# Spark tensorflow

Dans les tutoriels précédents nous avons travaillé avec des dataset textuel.

Nous pouvons aussi utiliser les
model de machine learning dans notre spark data pipeline.

Dans ce tutoriel, nous allons apprendre comment utiliser spark pour traiter les images.
Nous allons voire aussi comment utiliser les model de machine learning dans notre spark
data pipeline. Notre data pipeline suivre les etapes suivants :
1. Utiliser spark pour lire et nettoyer les images originaux,
2. Utiliser haar-cascade model pour detect les visages et extraire chaque visage comme un
image individuel
3. Utiliser un model de classification pre-entrainer avec tensorflow pour verifier
si le mask est bien porte ou pas
4. Integrer les prediction de notre model sur les images originaux.

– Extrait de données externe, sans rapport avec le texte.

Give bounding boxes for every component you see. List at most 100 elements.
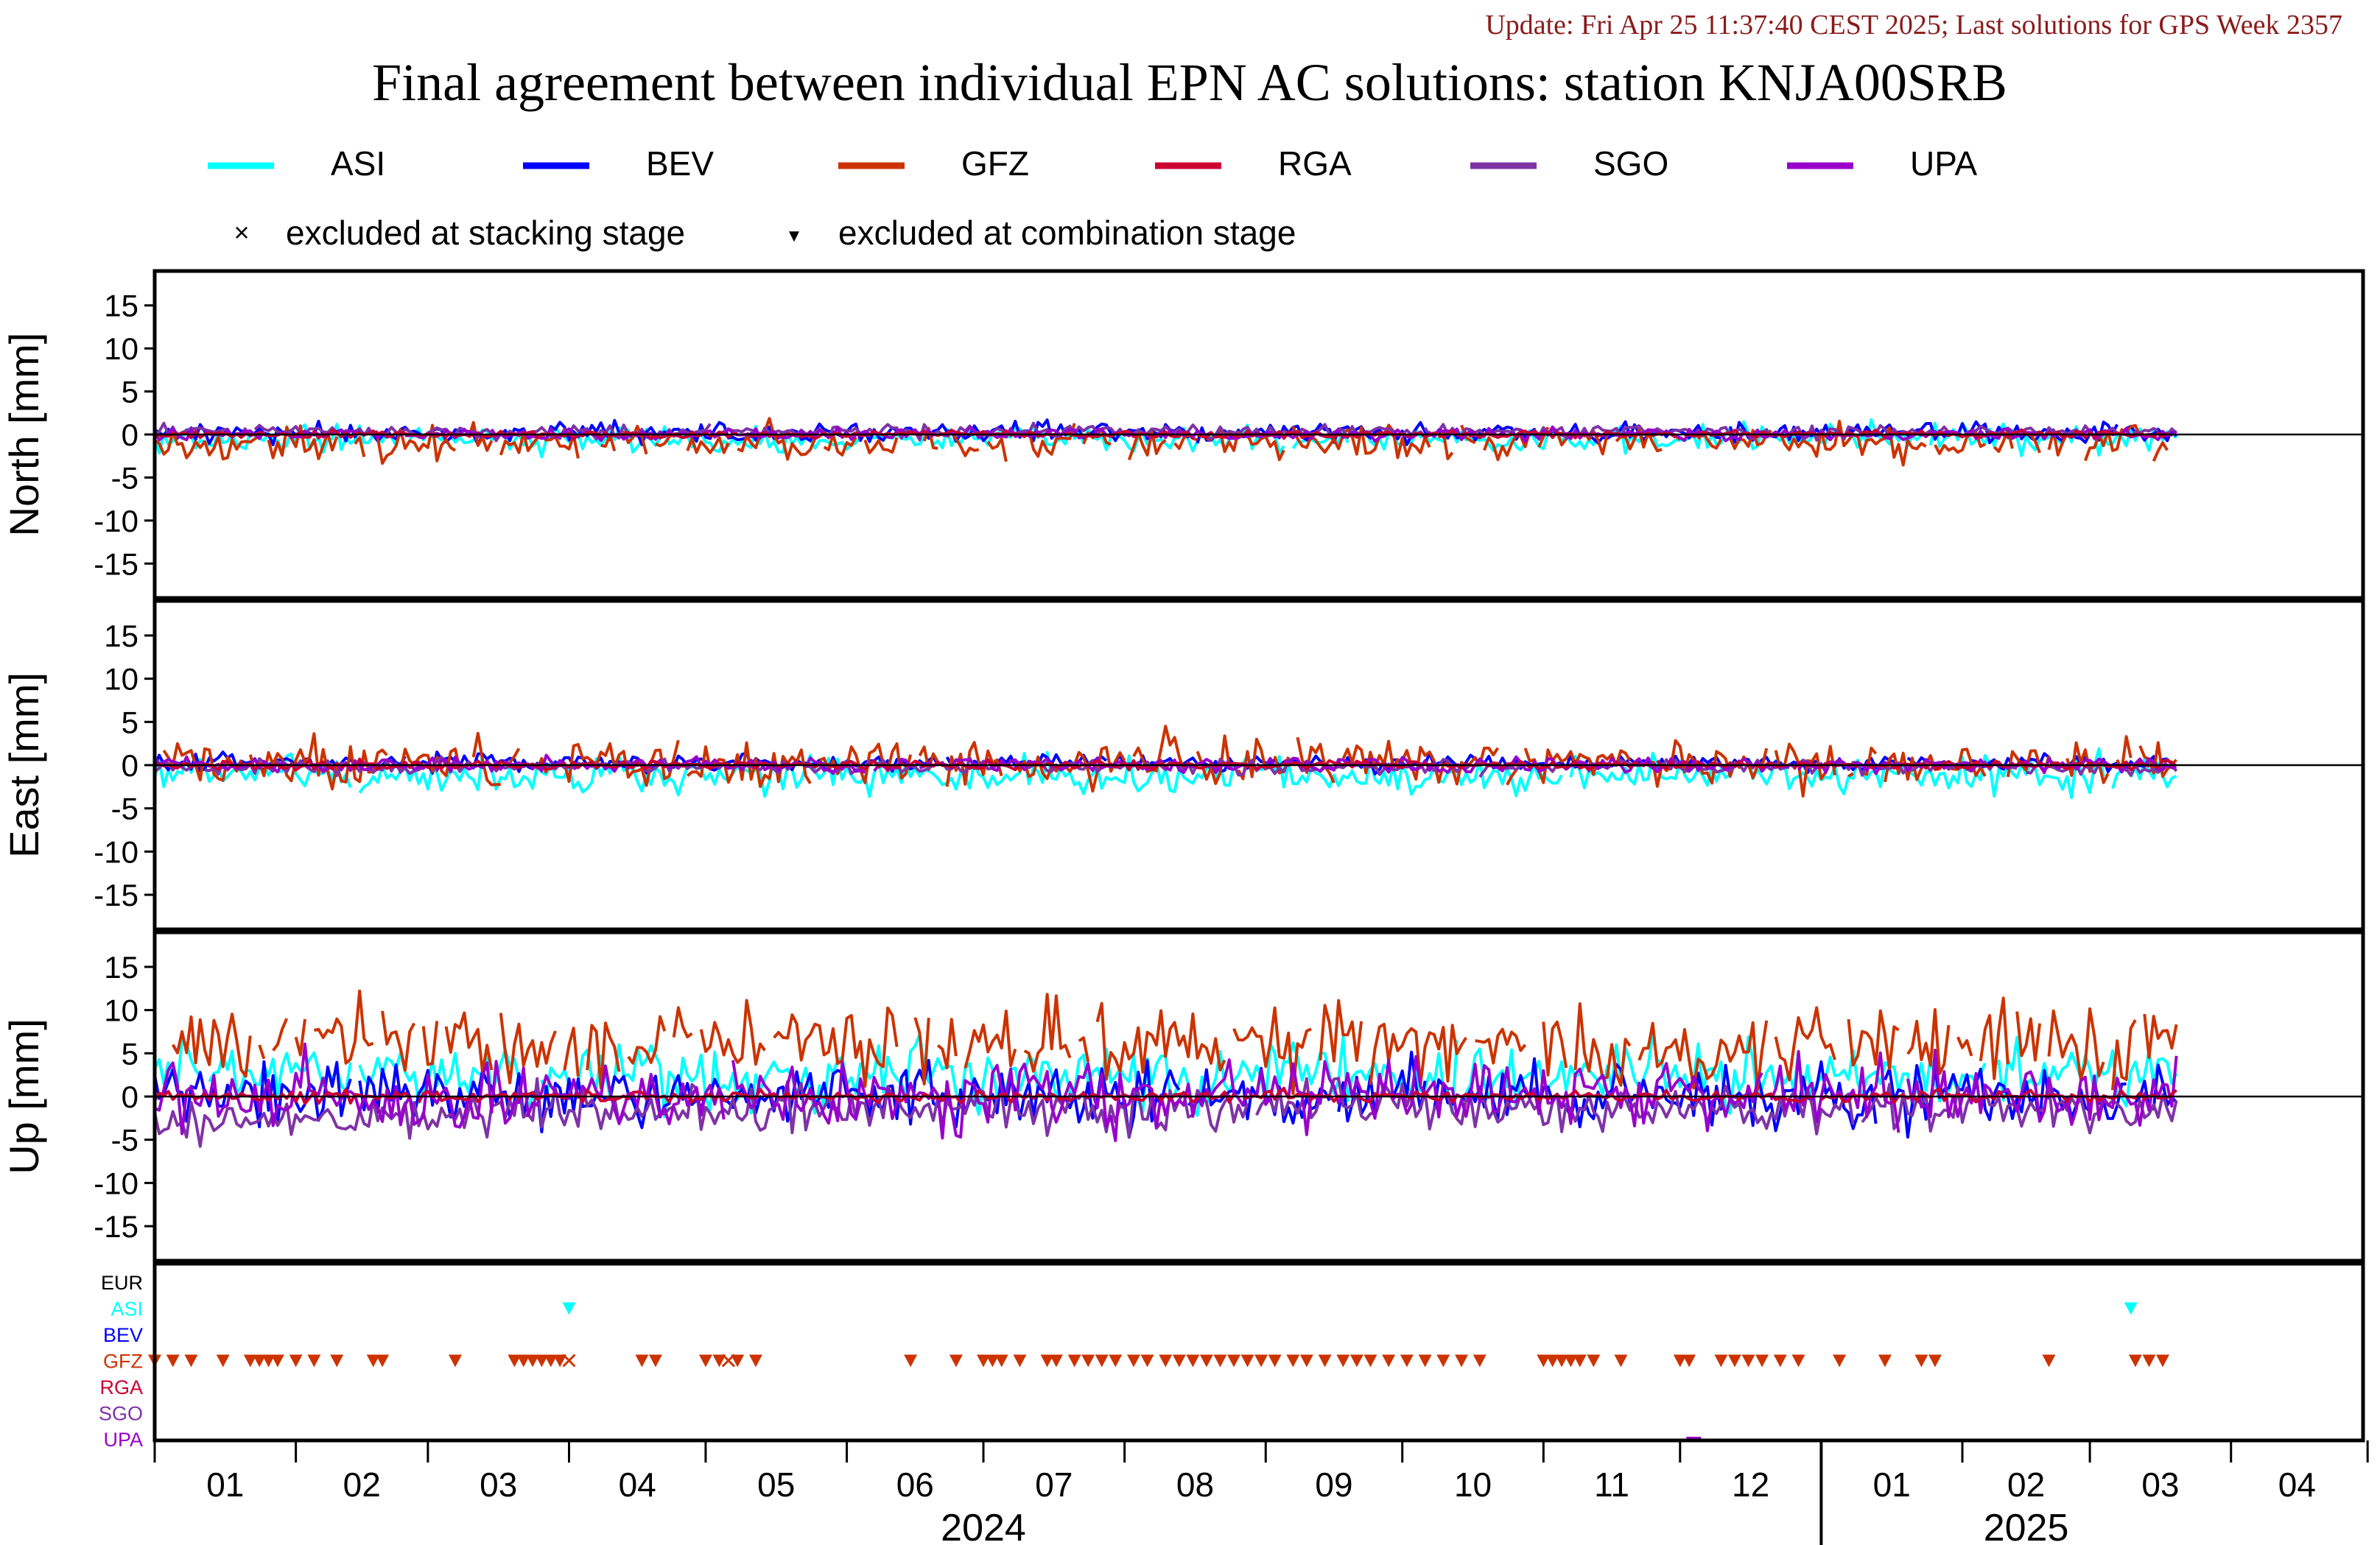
legend-label-bev: BEV <box>646 144 714 183</box>
x-month-label: 06 <box>896 1465 934 1504</box>
chart-title: Final agreement between individual EPN A… <box>372 53 2007 112</box>
stacking-exclusion-marker <box>721 1354 735 1368</box>
combination-exclusion-marker <box>1140 1354 1154 1368</box>
panel-2: 15 10 5 0 -5 -10 -15 East [mm] <box>1 599 2365 932</box>
y-tick-label: -5 <box>111 792 138 826</box>
combination-exclusion-marker <box>648 1354 662 1368</box>
combination-exclusion-marker <box>1013 1354 1027 1368</box>
panel-frame <box>152 269 2365 600</box>
y-tick-label: -5 <box>111 460 138 495</box>
combination-exclusion-marker <box>635 1354 649 1368</box>
y-tick-label: 10 <box>104 331 138 366</box>
y-tick-label: 0 <box>122 418 138 452</box>
combination-exclusion-marker <box>448 1354 462 1368</box>
x-month-label: 03 <box>2141 1465 2179 1504</box>
combination-exclusion-marker <box>1455 1354 1469 1368</box>
x-year-label: 2025 <box>1984 1507 2069 1545</box>
combination-exclusion-marker <box>1741 1354 1755 1368</box>
x-month-label: 04 <box>2278 1465 2316 1504</box>
x-month-label: 10 <box>1454 1465 1492 1504</box>
x-month-label: 12 <box>1732 1465 1769 1504</box>
combination-exclusion-marker <box>1299 1354 1313 1368</box>
combination-exclusion-marker <box>1067 1354 1081 1368</box>
y-tick-label: 10 <box>104 662 138 697</box>
combination-exclusion-marker <box>253 1354 267 1368</box>
y-tick-label: -5 <box>111 1123 138 1158</box>
exclusion-row-label-asi: ASI <box>110 1298 143 1320</box>
x-year-label: 2024 <box>941 1507 1026 1545</box>
combination-exclusion-marker <box>562 1302 576 1315</box>
y-tick-label: -15 <box>94 1209 138 1244</box>
y-tick-label: 5 <box>122 1036 138 1071</box>
legend-label-rga: RGA <box>1278 144 1352 183</box>
combination-exclusion-marker <box>1714 1354 1728 1368</box>
combination-exclusion-marker <box>731 1354 745 1368</box>
combination-exclusion-marker <box>1349 1354 1363 1368</box>
combination-exclusion-marker <box>1213 1354 1227 1368</box>
combination-exclusion-marker <box>535 1354 549 1368</box>
combination-exclusion-marker <box>1537 1354 1551 1368</box>
exclusion-row-label-rga: RGA <box>99 1376 143 1398</box>
combination-exclusion-marker <box>526 1354 540 1368</box>
exclusion-panel: EUR ASI BEV GFZ RGA SGO UPA <box>99 1261 2365 1451</box>
combination-exclusion-marker <box>1095 1354 1109 1368</box>
stacking-exclusion-marker <box>562 1354 576 1368</box>
plot-panels: 15 10 5 0 -5 -10 -15 North [mm] 15 10 5 0 -5 -10 -15 Ea… <box>1 269 2365 1451</box>
y-tick-label: -15 <box>94 878 138 912</box>
legend-label-sgo: SGO <box>1593 144 1668 183</box>
combination-exclusion-marker <box>1159 1354 1173 1368</box>
combination-exclusion-marker <box>1318 1354 1332 1368</box>
exclusion-row-label-upa: UPA <box>103 1429 143 1451</box>
combination-exclusion-marker <box>289 1354 303 1368</box>
combination-exclusion-marker <box>1418 1354 1432 1368</box>
legend-marker-symbol-1: × <box>234 217 249 247</box>
y-tick-label: 5 <box>122 705 138 739</box>
combination-exclusion-marker <box>270 1354 284 1368</box>
exclusion-row-label-eur: EUR <box>101 1272 143 1294</box>
combination-exclusion-marker <box>949 1354 963 1368</box>
combination-exclusion-marker <box>1673 1354 1687 1368</box>
combination-exclusion-marker <box>1833 1354 1847 1368</box>
combination-exclusion-marker <box>261 1354 275 1368</box>
combination-exclusion-marker <box>1199 1354 1213 1368</box>
legend-marker-label-2: excluded at combination stage <box>838 214 1296 252</box>
legend-marker-label-1: excluded at stacking stage <box>286 214 685 252</box>
combination-exclusion-marker <box>1682 1354 1696 1368</box>
combination-exclusion-marker <box>1081 1354 1095 1368</box>
legend-label-upa: UPA <box>1910 144 1977 183</box>
combination-exclusion-marker <box>366 1354 380 1368</box>
exclusion-row-label-sgo: SGO <box>99 1403 143 1425</box>
combination-exclusion-marker <box>1614 1354 1628 1368</box>
combination-exclusion-marker <box>1109 1354 1123 1368</box>
y-tick-label: 5 <box>122 375 138 409</box>
y-tick-label: -10 <box>94 834 138 869</box>
combination-exclusion-marker <box>1755 1354 1769 1368</box>
combination-exclusion-marker <box>376 1354 390 1368</box>
combination-exclusion-marker <box>1545 1354 1559 1368</box>
combination-exclusion-marker <box>1400 1354 1414 1368</box>
combination-exclusion-marker <box>1573 1354 1587 1368</box>
x-month-label: 03 <box>480 1465 517 1504</box>
combination-exclusion-marker <box>1914 1354 1928 1368</box>
combination-exclusion-marker <box>330 1354 344 1368</box>
combination-exclusion-marker <box>184 1354 198 1368</box>
combination-exclusion-marker <box>166 1354 180 1368</box>
y-tick-label: -10 <box>94 504 138 538</box>
combination-exclusion-marker <box>1363 1354 1377 1368</box>
combination-exclusion-marker <box>2156 1354 2170 1368</box>
combination-exclusion-marker <box>1049 1354 1063 1368</box>
series-gfz-line <box>171 989 2178 1095</box>
combination-exclusion-marker <box>1172 1354 1186 1368</box>
combination-exclusion-marker <box>1227 1354 1241 1368</box>
y-tick-label: 15 <box>104 950 138 985</box>
combination-exclusion-marker <box>1587 1354 1601 1368</box>
x-month-label: 04 <box>619 1465 656 1504</box>
update-text: Update: Fri Apr 25 11:37:40 CEST 2025; L… <box>1485 10 2342 41</box>
combination-exclusion-marker <box>2124 1302 2138 1315</box>
combination-exclusion-marker <box>1127 1354 1141 1368</box>
legend-marker-symbol-2: ▼ <box>785 226 803 246</box>
combination-exclusion-marker <box>553 1354 567 1368</box>
combination-exclusion-marker <box>1555 1354 1569 1368</box>
y-tick-label: 0 <box>122 748 138 783</box>
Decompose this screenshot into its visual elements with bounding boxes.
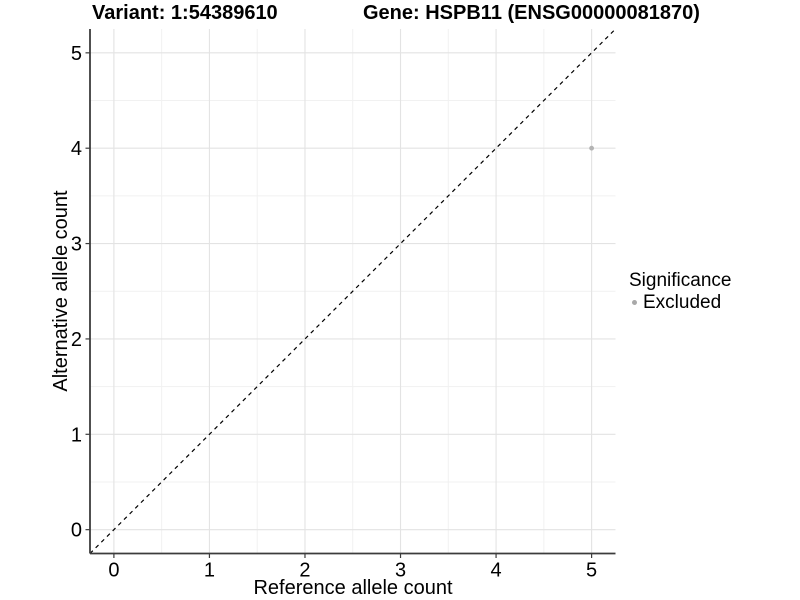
x-tick-label: 2 [299, 560, 310, 582]
legend-item-excluded: Excluded [629, 291, 731, 313]
data-point-excluded [589, 145, 595, 151]
x-tick-label: 0 [108, 560, 119, 582]
y-axis-title: Alternative allele count [50, 190, 72, 392]
plot-title-gene: Gene: HSPB11 (ENSG00000081870) [363, 2, 700, 24]
x-tick-label: 1 [204, 560, 215, 582]
legend-title: Significance [629, 270, 732, 291]
x-tick-label: 5 [586, 560, 597, 582]
excluded-point-icon [632, 300, 637, 306]
x-axis-title: Reference allele count [253, 577, 453, 599]
y-tick-label: 2 [71, 329, 82, 351]
x-tick-label: 3 [395, 560, 406, 582]
y-tick-label: 4 [71, 138, 82, 160]
y-tick-label: 3 [71, 234, 82, 256]
plot-title-variant: Variant: 1:54389610 [92, 2, 278, 24]
identity-dashed-line [89, 28, 616, 554]
legend-item-label: Excluded [643, 291, 722, 313]
legend: Significance Excluded [629, 271, 731, 313]
y-tick-label: 5 [71, 43, 82, 65]
y-tick-label: 1 [71, 424, 82, 446]
y-tick-label: 0 [71, 520, 82, 542]
x-tick-label: 4 [491, 560, 502, 582]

## Installer les dependencies

Comme nous allons utilise des libraries pas standard, nous devons les installer dans notre spark
driver. Ouvrir un terminal, et execute les command suivant.
```shell
pip install opencv-contrib-python
pip install tensorflow
pip install --upgrade  protobuf

# vous pouvez verifier s'ils sont bien install en utilisant
pip show <package-name>
```
Vous pouvez les installe directement via notebook

In [None]:
%pip install opencv-contrib-python

In [None]:
%pip install tensorflow

In [None]:
%pip install --upgrade  protobuf

## Création du context Spark




In [1]:
spark = SparkSession \
    .builder.master("k8s://https://kubernetes.default.svc:443") \
    .appName("SparkStreamingComputerVision") \
    .config("spark.kubernetes.container.image", "inseefrlab/jupyter-datascience:master") \
    .config("spark.kubernetes.authenticate.driver.serviceAccountName", os.environ['KUBERNETES_SERVICE_ACCOUNT']) \
    .config("spark.executor.instances", "4") \
    .config("spark.executor.memory","8g") \
    .config("spark.kubernetes.namespace", os.environ['KUBERNETES_NAMESPACE']) \
    .config("spark.kubernetes.executor.podTemplateFile","/home/jovyan/work/SparkStreamingCV/k8s_pod_template/custom_python_dependencies.yaml") \
    .getOrCreate()

<pyspark.conf.SparkConf at 0x7fa270555850>

On note que :
* on a pris 4 executeurs et on surcharge spark pour, lors de shuffle ou repartition, que son niveau de parallelisme soit
4 plutôt que 200
* comme spark est un framework de calcul distribuer, les executor doit avoir les meme dependencies comme driver. on a
plusieur solutions: 1.) Build un image specific et indiquer spark executor utilise ce image. 2.) Utilise un spark
feature "podTemplate" pour installer les dependencies sur une image standard. Nous allons choisi la solution 2, car
c'est plus souple et leger.

## Configurer variable


In [2]:
# input image path
image_input_folder_path = "s3a://projet-spark-lab/diffusion/spark_cv/data/input/"
# model path
face_mask_model_url="https://minio.lab.sspcloud.fr/projet-spark-lab/diffusion/spark_cv/models/masknet.h5"

endpoint = "https://"+os.environ['AWS_S3_ENDPOINT']
AWS_ACCESS_KEY_ID=os.getenv("AWS_ACCESS_KEY_ID")
AWS_SECRET_ACCESS_KEY=os.getenv("AWS_SECRET_ACCESS_KEY")
SESSION_TOKEN=os.environ['AWS_SESSION_TOKEN']

## Configure helper function

In [3]:
# deseriallize byte to opencv image format
def convert_byte_to_nparr(img_byte):
    np_array = cv.imdecode(np.asarray(bytearray(img_byte)), cv.IMREAD_COLOR)
    return np_array

# serialize opencv image format to byte
def convert_nparr_to_byte(img_np_array):
    success, img = cv.imencode('.png', img_np_array)
    return img.tobytes()

# column function for extract image name
def extract_file_name(path):
    return f.substring_index(path, "/", -1)

# render image byte in jupyter
def render_image(image_bytes_list):
    for image_bytes in image_bytes_list:
        image=Image.open(io.BytesIO(image_bytes))
        display(image)

Collecting graphframes
  Downloading graphframes-0.6-py2.py3-none-any.whl (18 kB)
Collecting nose
  Downloading nose-1.3.7-py3-none-any.whl (154 kB)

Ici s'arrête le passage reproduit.